[Buildbot-devel] Summer Of Code projects

Sun May 7 01:21:18 UTC 2006

(I know I should have posted this like a week ago, sorry. There's still
another two days to get student proposals in, so better late than never..).

So the Python Software Foundation as a group is mentoring a number of Google
SoC projects, and they've expressed an interest in seeing some Buildbot
improvements as a part of that. The wiki page with project ideas is here:

 http://wiki.python.org/moin/SummerOfCode

I seem to have been accepted as a mentor for the SoC, so I'm encouraging all
interested students to submit Buildbot-related project proposals via the
links on that page.

The kinds of things I see as good summer-sized projects include:

* SQLifying the backend build-status database

 This would replace the current collection of directories and pickled Status
 instances with a proper database, specifically one which could be
 interrogated by external tools. I'd start with SQLite but it would be best
 if other databases (MySQL and Postgres come to mind) could be swapped in
 without too much effort. It has been suggested to me that divmod.axiom
 should be used for the backend. Some considerable thought needs to be put
 into getting the schema right, to make it useful to tool developers.
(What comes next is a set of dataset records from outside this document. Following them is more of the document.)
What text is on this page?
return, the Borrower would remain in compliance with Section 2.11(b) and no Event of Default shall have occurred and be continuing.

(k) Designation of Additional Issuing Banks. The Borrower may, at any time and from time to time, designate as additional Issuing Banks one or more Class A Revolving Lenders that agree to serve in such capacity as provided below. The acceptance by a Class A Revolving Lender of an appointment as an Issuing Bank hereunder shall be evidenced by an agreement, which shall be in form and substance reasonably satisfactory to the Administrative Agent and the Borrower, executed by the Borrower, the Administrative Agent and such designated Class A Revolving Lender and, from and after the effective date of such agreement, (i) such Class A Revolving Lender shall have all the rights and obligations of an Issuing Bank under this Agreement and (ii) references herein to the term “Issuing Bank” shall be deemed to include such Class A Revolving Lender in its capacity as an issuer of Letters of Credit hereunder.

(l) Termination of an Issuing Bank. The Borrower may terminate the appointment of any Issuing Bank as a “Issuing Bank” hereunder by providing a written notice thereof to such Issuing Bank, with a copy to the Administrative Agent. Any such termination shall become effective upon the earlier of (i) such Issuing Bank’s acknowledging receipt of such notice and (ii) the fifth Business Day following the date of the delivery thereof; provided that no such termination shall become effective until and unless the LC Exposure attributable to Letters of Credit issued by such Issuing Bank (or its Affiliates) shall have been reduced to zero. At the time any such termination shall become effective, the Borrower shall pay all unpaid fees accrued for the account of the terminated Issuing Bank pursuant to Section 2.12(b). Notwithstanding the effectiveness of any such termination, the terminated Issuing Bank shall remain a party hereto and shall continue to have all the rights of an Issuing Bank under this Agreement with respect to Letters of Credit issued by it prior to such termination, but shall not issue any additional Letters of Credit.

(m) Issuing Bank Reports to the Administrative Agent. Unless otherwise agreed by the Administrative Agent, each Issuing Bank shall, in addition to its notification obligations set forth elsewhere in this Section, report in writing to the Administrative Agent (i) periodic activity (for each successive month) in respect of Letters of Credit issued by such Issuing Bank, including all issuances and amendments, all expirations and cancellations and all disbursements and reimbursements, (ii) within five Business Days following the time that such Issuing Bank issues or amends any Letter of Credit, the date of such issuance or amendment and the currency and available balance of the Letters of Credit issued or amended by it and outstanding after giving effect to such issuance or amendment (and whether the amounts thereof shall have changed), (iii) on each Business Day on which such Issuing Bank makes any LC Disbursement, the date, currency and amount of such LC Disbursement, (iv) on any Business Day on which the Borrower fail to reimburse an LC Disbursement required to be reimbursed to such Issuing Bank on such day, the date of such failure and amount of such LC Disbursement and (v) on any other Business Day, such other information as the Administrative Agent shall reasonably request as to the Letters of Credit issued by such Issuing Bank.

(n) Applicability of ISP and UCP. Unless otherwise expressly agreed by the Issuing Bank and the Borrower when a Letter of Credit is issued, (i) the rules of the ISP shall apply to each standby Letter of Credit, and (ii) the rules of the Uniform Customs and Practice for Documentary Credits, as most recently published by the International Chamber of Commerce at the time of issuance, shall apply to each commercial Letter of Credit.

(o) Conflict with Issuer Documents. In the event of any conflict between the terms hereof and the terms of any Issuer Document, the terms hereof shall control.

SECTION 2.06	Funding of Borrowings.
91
 The student that works on this should have some twisted, buildbot, and SQL
 skills, as well as familiarity with real-world buildbot deployment. The
 first week of the project will probably be to survey buildmaster admins to
 find out what kinds of questions they'd like to ask of their new buildbot
 database.

 I've attached my initial notes on this project below. I really don't know
 SQL, so take them with a grain of salt.

* Problem Tracking

 For a long time, I've wanted to be able to have the buildbot be aware of
 specific test failures, so it could answer questions like "which tests are
 failing intermittently?", and "when did test #3 start failing?". To
 accomplish this, we need fine-grained parsing of test results for a variety
 of test frameworks (starting with trial and expanding outwards) as well as
 generic compile results (grepping for the filename/linenumber information
 that gcc likes to emit and which emacs knows how to look for). Then we need
 a place in the build status data structure to save it. Then we need some
 tools to scan through these looking for "Problems", which are sequential
 failures of a single test, possibly across multiple builders. Each Problem
 is associated with some people and some Changes (the one which started it,
 the one which fixed it).

 This one might be easier to implement once the SQL stuff is in place, but I
 think a lot of it could be done beforehand even though it might not be
 particularly efficient. The test-result parsing stuff is independent.

In addition, there are a number of smaller projects which might be added
together to make a reasonable summer's worth of SoC work:

* Displaying Build Metrics

 One of the stated goals of the buildbot is to help you improve things like
 memory footprint, compile time, code size, test coverage, etc. However, so
 far I've managed none of these. I'd like to see a place in each build for
 various numerical properties to be stored (N.B. the 'build properties' that
 will be present in 0.7.3 are the right place for this), and then some web
 status pages that present graphs of these quantities over time.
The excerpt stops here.